Examples of non-avian dinosaurs are the favorites used in movies and children’s toys: Tyrannosaurus rex, Stegosaurus, Triceratops, Apatosaurus [formerly referred to as Brontosaurus], Brachiosaurus, and Velociraptor (see below). Some of these dinosaurs were prone to having bony armor or spikes and were four-legged.


Example of a non-avian dinosaur: Tyrannosaurus rex.


Another example of a non-avian dinosaur: Brachiosaurus.


Proof of the evolutionary transition from non-avian dinosaurs to avian dinosaurs is a critical part of the concept of just “what is a bird,” and fossils of Archaeopteryx [pronounced “ark-ee-OPT-er-ix] play an important part of how this transition took place.


Archaeopteryx (from my May 8, 2015 post entitled: Archaeopteryx, a Late Jurassic “dino-bird.”). It was 1.7 feet long, from head to tail and about the size of a modern-day raven. In this earlier post, I included two views of the skull of Archaeopteryx. Archaeopteryx was an “early” avian dinosaur (truly “an early bird”!) that lived near the geologic time when reptiles evolved into birds. 


Archaeopteryx lived in what is now southern Germany, approximately 150 million years ago in Late Jurassic time. As of today, about 12 specimens have now been found. Most scientists today believe that Archeopteryx is a bird with dinosaur-like traits. It has a blend of both reptile features [rooted teeth, no beak, clawed fingers, a long and bony reptile-like tail, and unfused thoracic vertebrae] and bird features [a beak, flight and tail feathers, feathers on its legs]. It was not a flyer; rather it was probably a flapper of a short-distance glider.

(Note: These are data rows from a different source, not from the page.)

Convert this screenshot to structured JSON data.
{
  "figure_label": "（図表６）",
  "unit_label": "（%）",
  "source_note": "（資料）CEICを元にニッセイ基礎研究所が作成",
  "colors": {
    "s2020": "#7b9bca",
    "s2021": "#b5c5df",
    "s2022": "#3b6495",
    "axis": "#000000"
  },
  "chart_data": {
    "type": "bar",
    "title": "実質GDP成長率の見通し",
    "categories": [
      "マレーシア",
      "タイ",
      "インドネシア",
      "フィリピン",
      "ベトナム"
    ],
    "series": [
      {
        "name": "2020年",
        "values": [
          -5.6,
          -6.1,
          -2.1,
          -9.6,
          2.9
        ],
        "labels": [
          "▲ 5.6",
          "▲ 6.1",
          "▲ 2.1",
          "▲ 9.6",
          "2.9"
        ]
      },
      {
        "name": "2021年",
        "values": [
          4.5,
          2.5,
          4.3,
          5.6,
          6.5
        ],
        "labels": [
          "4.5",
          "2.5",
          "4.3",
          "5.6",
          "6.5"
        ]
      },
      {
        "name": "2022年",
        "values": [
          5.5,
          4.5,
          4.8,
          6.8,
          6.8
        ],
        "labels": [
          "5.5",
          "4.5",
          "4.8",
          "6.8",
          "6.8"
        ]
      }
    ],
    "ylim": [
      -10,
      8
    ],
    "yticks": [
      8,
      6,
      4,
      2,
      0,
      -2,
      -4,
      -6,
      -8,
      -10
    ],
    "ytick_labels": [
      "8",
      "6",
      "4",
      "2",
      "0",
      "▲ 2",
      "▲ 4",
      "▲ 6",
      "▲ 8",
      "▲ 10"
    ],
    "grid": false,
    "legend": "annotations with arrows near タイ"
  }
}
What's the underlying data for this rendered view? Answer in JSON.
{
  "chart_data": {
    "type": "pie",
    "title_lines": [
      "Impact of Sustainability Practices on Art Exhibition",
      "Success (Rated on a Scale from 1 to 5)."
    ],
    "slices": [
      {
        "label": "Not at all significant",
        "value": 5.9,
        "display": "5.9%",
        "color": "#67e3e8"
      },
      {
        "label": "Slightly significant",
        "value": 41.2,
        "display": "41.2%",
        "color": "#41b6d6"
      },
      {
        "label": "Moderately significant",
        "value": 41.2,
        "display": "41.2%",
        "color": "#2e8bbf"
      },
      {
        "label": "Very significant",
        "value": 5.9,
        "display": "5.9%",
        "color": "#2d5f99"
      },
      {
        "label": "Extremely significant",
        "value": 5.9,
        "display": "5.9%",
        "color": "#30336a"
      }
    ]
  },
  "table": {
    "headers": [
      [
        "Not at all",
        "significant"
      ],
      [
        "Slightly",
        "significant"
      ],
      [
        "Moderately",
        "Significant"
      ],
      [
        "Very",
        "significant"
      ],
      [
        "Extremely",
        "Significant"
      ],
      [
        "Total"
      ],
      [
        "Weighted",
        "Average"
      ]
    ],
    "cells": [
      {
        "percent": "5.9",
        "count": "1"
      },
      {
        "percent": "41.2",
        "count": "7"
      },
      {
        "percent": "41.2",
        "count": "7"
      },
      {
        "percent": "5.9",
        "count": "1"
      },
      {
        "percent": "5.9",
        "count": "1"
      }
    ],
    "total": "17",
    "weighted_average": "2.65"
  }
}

In sum, it is not like any bird today. Archeopteryx represents a very early, non-avian feathered avian dinosaur. It represents an  evolutionary transitional form not too far distant from its non-avian dinosaur ancestors. The final word, however, on “early bird evolution” has not been written. “Stay tuned,” because new fossils are continually being found at various spots throughout the world (e.g., South America, China, etc.). (livescience.com/24745-archaeopteryx.html)


An avian dinosaur well known to movie enthusiasts is Velociraptor [an example shown below]. This genus comprises chicken-sized dinosaurs, usually portrayed in the movies as vicious predators that joined forces with each other (in feeding frenzies) and attacked much larger prey.

Velociraptor mongoliensis, an example of a species of a non-avian, feathered, dromeosaurid dinosaur of Late Cretaceous [75 to 71 million years old = late Campanian–early Maastrichtian] age) from China]. Drawing adapted/modified from a wikipedia image by Fred Wierum.


It is interesting to compare the morphologic change, over 30 years, in our concept of Velociraptor. Just compare the 2023 version Velociraptor [shown above] versus its 1993 "concept" [shown below]. 


This last image is of a commercially available toy (plastic model) showing what Velociraptor supposedly looked like, based on information available in 1993 (i.e., before feathers were found on actual skeletal remains).

REFERENCES CITED:


en.wikipedia.org/wiki/Dinosaur


en.wikipedia.org/wiki/Archeopteryx


livescience.com/24745-archaeopteryx.htm


worldatlas.com

1 comment:

  1. I did not realize there was a Velociraptor with feathers. This is fascinating! Thank you.